Wow – the things that actuaries discover for the first time (their first time). I suppose that we couldn’t last long without the phrase “buckets” but we got there after about an hour – about the time when we get to TDFs and “reverse TDFs” and a whole lot more complicated stuff which sets Nico and Esther getting into the depths of solution (but leave Darren wordless).
The Guided Retirement solution from Standard Life appears to be flex and fix with annuity fix happening if someone gets to 90 years old.
Esther would like there to be more decisions taken on behalf of people who aren’t typical. We are off into what Nico calls “safe harbours” for people who say to Standard Life “I want some income” which makes Nico happy but reminds Esther that the default is a retirement income that goes on as long as the client. This is not a safe harbour but a default endgame, a place like an annuity but with income paid from a pot. A default is for everyone (eventually).
“People are still people whether they are in contract or trust based savings plans”, says Esther. Standard will start doing all this with Trustee people. But Darren is now in the “dancing on a pinhead” place and he’s terrified for Esther because of all the stuff discussed in the last one hour five minutes (8 minutes to go) is full of risk for Standard Life. I am beginning to think that the insurer may actually be beginning to take some risk on behalf of their “customers“. For an insurer who has declared itself a savings operation, the idea of a retirement income for the rest of someone’s life sounds scary to Darren.
We turn away and Esther tells us what VFM is.
Value for Money is “smug” says Esther , because VFM is never claimed to have been bought or sold except by the smug. I think that that is pretty clever from Esther because smugness is a very good word for the VFM podcast.
Annex; The inevitable Tapperism
I will of course point to the overrun of this podcast which I hoped for all the assertions that it would, would run to an hour. It ran in at nearly 72 minutes, 12 minutes of overtime boys, perhaps we can blame VAR (another acronym that football and actuarial measures have in common).
That is what I do! But I do admire the boys’ consistency!
Anything but .. giving people a choice of a guaranteed, DB style pension,
With shared upsides. At any time in their lives.
“DC actuaries” were at work up to twenty years ago with products like Self-Administered Schemes (SSAS).

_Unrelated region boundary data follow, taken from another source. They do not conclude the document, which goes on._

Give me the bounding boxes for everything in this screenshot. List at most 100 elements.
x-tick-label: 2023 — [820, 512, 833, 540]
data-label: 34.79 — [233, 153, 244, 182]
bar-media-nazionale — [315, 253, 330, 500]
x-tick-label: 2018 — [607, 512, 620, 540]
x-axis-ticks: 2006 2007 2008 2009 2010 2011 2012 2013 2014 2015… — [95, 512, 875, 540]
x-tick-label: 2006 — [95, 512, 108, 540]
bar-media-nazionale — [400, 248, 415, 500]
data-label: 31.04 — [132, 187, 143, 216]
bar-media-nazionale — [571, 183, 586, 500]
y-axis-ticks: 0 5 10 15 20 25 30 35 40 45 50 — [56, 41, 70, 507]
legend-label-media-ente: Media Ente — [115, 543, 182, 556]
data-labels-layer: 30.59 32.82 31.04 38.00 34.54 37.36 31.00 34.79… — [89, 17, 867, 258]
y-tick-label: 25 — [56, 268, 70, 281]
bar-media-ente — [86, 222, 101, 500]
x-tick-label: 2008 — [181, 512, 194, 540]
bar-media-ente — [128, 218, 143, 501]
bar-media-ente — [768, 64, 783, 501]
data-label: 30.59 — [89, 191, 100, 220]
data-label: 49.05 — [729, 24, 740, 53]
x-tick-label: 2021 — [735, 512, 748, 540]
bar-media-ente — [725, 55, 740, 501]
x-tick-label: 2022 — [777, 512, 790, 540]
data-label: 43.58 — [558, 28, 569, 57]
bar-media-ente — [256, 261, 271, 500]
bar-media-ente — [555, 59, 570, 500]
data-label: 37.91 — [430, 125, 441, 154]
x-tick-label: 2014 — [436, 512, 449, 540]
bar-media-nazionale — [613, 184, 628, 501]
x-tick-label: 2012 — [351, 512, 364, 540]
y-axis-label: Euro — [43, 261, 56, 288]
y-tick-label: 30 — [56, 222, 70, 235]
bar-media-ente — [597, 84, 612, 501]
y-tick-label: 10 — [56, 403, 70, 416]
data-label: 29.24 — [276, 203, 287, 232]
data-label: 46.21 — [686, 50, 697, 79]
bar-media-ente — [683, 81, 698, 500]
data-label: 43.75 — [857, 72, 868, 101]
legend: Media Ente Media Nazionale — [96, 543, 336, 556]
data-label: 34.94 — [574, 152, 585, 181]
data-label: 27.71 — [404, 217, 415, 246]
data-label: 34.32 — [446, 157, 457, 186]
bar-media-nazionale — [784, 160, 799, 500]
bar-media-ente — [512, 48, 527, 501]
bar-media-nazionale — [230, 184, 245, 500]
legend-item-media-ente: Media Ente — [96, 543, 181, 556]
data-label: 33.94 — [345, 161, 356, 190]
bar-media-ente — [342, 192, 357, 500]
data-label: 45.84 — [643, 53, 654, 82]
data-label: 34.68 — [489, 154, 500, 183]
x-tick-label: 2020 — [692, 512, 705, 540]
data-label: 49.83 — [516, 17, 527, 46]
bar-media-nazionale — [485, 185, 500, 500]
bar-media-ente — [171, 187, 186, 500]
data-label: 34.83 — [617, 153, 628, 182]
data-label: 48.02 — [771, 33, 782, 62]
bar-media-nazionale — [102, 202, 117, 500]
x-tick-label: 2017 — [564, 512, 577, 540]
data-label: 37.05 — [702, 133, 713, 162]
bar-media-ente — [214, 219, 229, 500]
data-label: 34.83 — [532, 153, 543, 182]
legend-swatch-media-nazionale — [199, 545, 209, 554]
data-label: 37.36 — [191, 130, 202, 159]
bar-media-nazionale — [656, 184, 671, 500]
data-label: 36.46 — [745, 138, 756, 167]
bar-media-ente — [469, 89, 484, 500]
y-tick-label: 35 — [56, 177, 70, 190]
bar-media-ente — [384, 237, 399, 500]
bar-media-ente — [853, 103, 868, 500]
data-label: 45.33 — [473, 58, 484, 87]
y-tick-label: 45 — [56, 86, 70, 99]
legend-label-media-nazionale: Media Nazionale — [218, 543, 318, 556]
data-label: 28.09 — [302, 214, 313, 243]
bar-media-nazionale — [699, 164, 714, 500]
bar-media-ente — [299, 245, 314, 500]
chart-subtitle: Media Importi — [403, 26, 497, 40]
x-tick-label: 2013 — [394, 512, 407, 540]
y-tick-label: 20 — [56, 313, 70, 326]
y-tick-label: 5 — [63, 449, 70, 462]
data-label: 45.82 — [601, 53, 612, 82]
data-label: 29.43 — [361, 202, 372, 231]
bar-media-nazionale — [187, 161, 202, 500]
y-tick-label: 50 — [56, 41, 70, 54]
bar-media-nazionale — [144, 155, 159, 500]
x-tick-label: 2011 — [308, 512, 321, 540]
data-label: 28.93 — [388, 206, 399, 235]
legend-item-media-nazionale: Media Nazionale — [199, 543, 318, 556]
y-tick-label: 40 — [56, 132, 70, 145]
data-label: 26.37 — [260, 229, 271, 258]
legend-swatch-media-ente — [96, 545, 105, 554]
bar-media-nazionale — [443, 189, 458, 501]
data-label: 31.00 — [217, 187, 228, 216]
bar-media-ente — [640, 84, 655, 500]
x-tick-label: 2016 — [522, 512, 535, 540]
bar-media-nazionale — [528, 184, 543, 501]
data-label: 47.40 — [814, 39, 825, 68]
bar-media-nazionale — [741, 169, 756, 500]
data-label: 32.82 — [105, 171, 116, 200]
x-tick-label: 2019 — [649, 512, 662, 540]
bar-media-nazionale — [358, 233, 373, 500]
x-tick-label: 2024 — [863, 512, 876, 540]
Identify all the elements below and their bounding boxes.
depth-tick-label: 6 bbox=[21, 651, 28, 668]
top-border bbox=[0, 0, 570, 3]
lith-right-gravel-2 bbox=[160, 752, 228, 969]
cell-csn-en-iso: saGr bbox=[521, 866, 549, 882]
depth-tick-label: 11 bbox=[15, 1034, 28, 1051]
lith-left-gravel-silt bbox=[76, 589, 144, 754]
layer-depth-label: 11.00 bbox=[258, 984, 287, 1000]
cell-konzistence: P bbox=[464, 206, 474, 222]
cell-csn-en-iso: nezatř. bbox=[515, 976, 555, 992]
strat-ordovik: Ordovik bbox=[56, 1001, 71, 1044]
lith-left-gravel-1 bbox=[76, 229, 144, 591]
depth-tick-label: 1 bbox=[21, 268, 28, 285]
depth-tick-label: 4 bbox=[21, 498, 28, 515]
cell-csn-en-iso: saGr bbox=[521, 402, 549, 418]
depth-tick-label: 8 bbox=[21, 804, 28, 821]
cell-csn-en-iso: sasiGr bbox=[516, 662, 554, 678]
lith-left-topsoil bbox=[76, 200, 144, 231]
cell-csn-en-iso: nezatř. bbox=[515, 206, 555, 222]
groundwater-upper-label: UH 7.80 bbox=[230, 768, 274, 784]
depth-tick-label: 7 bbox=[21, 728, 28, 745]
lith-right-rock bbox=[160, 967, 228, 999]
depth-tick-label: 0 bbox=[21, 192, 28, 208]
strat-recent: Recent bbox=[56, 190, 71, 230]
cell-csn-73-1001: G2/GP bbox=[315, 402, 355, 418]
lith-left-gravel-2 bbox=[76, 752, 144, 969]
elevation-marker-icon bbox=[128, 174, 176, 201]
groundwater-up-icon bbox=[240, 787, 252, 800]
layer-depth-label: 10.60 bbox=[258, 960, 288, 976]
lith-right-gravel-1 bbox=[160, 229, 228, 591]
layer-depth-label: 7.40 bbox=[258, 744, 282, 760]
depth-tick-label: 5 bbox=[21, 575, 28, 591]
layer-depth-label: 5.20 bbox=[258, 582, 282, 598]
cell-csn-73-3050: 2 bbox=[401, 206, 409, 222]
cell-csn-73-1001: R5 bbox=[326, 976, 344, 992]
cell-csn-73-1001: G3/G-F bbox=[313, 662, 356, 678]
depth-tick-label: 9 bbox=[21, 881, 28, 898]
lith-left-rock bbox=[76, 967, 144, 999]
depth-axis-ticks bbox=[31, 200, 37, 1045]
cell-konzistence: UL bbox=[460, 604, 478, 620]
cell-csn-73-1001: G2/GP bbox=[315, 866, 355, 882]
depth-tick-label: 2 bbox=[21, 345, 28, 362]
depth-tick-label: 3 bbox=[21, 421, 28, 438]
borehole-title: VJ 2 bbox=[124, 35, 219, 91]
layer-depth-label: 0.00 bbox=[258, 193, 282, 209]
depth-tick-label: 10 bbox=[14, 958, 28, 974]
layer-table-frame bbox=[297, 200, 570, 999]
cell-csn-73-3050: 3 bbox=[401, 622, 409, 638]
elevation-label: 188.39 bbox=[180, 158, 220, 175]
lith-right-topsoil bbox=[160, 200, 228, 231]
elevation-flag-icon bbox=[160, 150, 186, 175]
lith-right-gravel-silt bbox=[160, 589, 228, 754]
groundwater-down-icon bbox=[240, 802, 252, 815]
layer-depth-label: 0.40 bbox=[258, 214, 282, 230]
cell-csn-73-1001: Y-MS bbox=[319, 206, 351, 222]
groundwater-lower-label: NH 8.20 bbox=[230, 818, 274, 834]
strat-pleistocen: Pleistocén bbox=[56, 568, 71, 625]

I was a professional trustee of some SSAS alongside the member trustee(s).
Before the introduction of the Lifetime Allowance (LTA) from “A-Day” (6 April 2006), actuaries advised on SSAS drawdowns based on rigid HMRC-approved, age-related limits to ensure pension funds were not exhausted prematurely.
Actuaries calculated the maximum permissible income using tables provided by the Government Actuary’s Department (GAD).
Key aspects of actuarial advice on pre-2006 SSAS drawdowns included:
* Maximum Income Constraints:Members were typically required to take a minimum income, and in many cases, the maximum income was set at 35% of a single-life annuity as determined by GAD.
* Triennial Reviews: Actuaries performed tri-annual reviews of the SSAS to ensure the level of pension income in drawdown could be maintained by the scheme’s assets.
* Asset/Liability Matching: Advice focused on ensuring enough assets existed to provide an equivalent pension annuity, particularly for members between the ages of 70 and 75.
* Annuity Purchase Obligation:While drawdown was possible, trustees were advised that an annuity must be purchased by the member’s 75th birthday, at which point the drawdown phase ended.
* Scheme-Specific Tax-Free Cash:Actuaries calculated pre-A-Day lump sums based on salary and service, often allowing for tax-free cash in excess of 25%, which was protected if established before 6 April 2006.
* Pre-Retirement Protection: For specific occupations, actuaries advised that pension benefits could be taken before the age of 55 if a protected early retirement age was in place.
These pre-2006 rules required monitoring of investment performance against income taken, as the focus was on restricting income rather than managing a lifetime tax cap on total savings.